Monday, March 01, 2004

All Gibson, All the Time

Some apologists for Mel Gibson's movie are telling critics to get over historical inaccuracies in The Passion of the Christ, since, they argue, most films focusing on some passage of history contain such inaccuracies.

This argument is invalid for two significant reasons:

1) Gibson went to great pains to claim he was making the most accurate depiction of Christ's suffering ever created. Some viewers are even claiming it's like a documentary, a judgment which reveals either a lack of sophistication (fine) and at worst a form of willful ignorance (not). I've seen a good 15, 20 minutes of the flick, and it didn't appear remotely like a documentary to me.
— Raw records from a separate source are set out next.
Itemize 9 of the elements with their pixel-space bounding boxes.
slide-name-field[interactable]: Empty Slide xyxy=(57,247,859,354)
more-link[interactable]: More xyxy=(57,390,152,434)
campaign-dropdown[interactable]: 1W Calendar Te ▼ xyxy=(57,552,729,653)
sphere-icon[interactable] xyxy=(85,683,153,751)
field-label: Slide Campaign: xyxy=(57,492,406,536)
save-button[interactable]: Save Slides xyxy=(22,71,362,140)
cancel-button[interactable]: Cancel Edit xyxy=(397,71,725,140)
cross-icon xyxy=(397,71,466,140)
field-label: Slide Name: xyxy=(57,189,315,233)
2) Filling in gaps with fiction is ostensibly fine, but it's also fine to argue there's an agenda when an identifiable pattern appears in those fictionalized additions: Why is Pilate presented so sympathetically when he clearly historically was actually a brute? Why add scenes of Jesus being physically brutalized by the Jews when the Bible mentions nothing of that? Why does Gibson choose to have the High Priest mock Christ, telling him to come down off the cross if he's the Messiah when that person isn't specifically identified in the Bible?
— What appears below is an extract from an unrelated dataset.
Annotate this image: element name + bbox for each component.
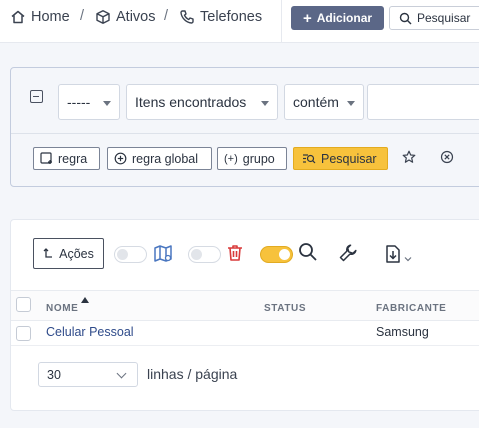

Step outside of the film and look at how Gibson has responded to questions about his beliefs on the holocaust. When asked about his father's beliefs, he responded that ""My dad taught me my faith, and I believe what he taught me. The man never lied to me in his life." What the hell does that mean? Especially considering his father's an avowed holocaust denier. And why won't Gibson come out clearly on the Holocaust instead of beating around the bush about it? Peggy Noonan asked him about the Holocaust and here's his mealy-mouthed response:
"War is horrible. The Second World War killed tens of millions of people. Some of them were Jews in concentration camps. Many people lost their lives. In the Ukraine, several million starved to death between 1932 and 1933. During the last century 20 million people died in the Soviet Union.”
If you've ever heard arguments from holocaust deniers, their MO is to diminish the scope of the Holocaust by saying fewer Jews dies than reported, and then they invariably conjure up Stalin and the Soviet Union next - sort of a switcheroo to change the subject. Gibson's evasive answer is chilling in its similarity to the deniers. (Note that although he mentions millions dying in WWII, he doesn’t mention millions of Jews specifically, just “Some of them were Jews in concentration camps.”) I’d like to think he’s not a Holocaust denier, but I really believe the jury’s still out on him. Someone really needs to question him better. Specifically.

Point is: You can’t consider the fictional additions Gibson has made to his film without considering the attitudes and beliefs Gibson brought to the table.